= Confirmatory trial =

Type of clinical trial

A confirmatory trial is an adequately controlled trial where hypotheses are stated in advance and evaluated according to a protocol. This type of trial may be implemented when it is necessary to provide additional or firm evidence of efficacy or safety.

The mechanism of the trial implements a key hypothesis of interest which is rigorously tested at the end of the confirmatory trial and directly follows the predefined primary objective of the trial. Of importance in a confirmatory trial is the process of estimating with due precision potential effects attributable to the treatment, the quantity of effects and relating these effects to their clinical significance.

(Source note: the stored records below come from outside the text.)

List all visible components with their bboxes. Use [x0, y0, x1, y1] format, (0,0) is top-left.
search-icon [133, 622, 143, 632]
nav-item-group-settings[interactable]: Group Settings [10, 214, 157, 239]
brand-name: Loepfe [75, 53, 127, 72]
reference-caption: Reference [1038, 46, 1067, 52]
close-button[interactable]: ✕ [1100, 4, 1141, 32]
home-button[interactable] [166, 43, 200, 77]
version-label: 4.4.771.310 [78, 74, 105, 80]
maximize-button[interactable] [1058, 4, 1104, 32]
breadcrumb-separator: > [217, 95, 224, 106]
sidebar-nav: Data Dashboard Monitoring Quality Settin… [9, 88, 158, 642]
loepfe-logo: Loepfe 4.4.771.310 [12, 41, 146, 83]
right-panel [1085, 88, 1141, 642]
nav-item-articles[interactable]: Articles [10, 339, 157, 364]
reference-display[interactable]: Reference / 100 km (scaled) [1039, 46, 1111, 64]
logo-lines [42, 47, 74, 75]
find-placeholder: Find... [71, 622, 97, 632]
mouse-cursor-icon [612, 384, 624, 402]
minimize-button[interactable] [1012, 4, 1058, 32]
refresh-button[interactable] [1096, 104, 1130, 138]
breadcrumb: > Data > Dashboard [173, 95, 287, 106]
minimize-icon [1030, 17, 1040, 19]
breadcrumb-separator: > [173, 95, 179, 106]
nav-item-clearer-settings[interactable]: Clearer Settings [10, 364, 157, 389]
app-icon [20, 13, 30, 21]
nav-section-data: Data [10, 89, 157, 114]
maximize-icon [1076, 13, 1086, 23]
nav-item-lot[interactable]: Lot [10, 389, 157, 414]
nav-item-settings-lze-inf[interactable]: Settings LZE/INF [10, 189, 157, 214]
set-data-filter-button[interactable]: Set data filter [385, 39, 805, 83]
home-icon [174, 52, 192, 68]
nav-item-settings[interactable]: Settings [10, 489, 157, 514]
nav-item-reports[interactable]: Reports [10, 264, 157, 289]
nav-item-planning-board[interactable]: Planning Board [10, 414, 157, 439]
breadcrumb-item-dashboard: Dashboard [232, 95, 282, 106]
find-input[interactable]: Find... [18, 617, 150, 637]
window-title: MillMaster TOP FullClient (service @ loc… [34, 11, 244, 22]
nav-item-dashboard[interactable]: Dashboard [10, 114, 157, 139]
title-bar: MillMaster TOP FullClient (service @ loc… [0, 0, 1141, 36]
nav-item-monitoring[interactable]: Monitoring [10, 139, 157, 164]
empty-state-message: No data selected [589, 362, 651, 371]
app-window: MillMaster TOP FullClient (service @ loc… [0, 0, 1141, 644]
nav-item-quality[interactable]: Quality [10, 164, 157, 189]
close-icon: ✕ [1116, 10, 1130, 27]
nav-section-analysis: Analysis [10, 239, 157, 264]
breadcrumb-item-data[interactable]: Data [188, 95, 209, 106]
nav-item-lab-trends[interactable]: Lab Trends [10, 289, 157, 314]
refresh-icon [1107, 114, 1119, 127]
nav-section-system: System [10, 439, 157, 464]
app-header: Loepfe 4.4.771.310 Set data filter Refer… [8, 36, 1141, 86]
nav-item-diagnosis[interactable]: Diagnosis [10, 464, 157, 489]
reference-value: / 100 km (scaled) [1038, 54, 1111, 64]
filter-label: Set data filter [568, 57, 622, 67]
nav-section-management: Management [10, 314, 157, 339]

According to the International Conference on Harmonisation of Technical Requirements for Registration of Pharmaceuticals for Human Use: "Confirmatory Trials are intended to provide firm evidence in support of claims and hence adherence to protocols and standard operating procedures is particularly important; unavoidable changes should be explained and documented, and their effect examined."

Basic outline of the process of a confirmatory trial

1. A design justification and statistical aspects such as the principal features of the planned analysis, is established as part of the initial protocol.
2. The confirmatory trial should be concise in addressing only a specific number of questions.
3. The confirmatory trial should clarify key clinical questions relevant to efficacy and/or safety clearly and definitively.
4. The target patient population segmented for the trial is clearly outlined, understood and defined as this may influence the test sites and scientists (practitioners, specialists, etc.) involved.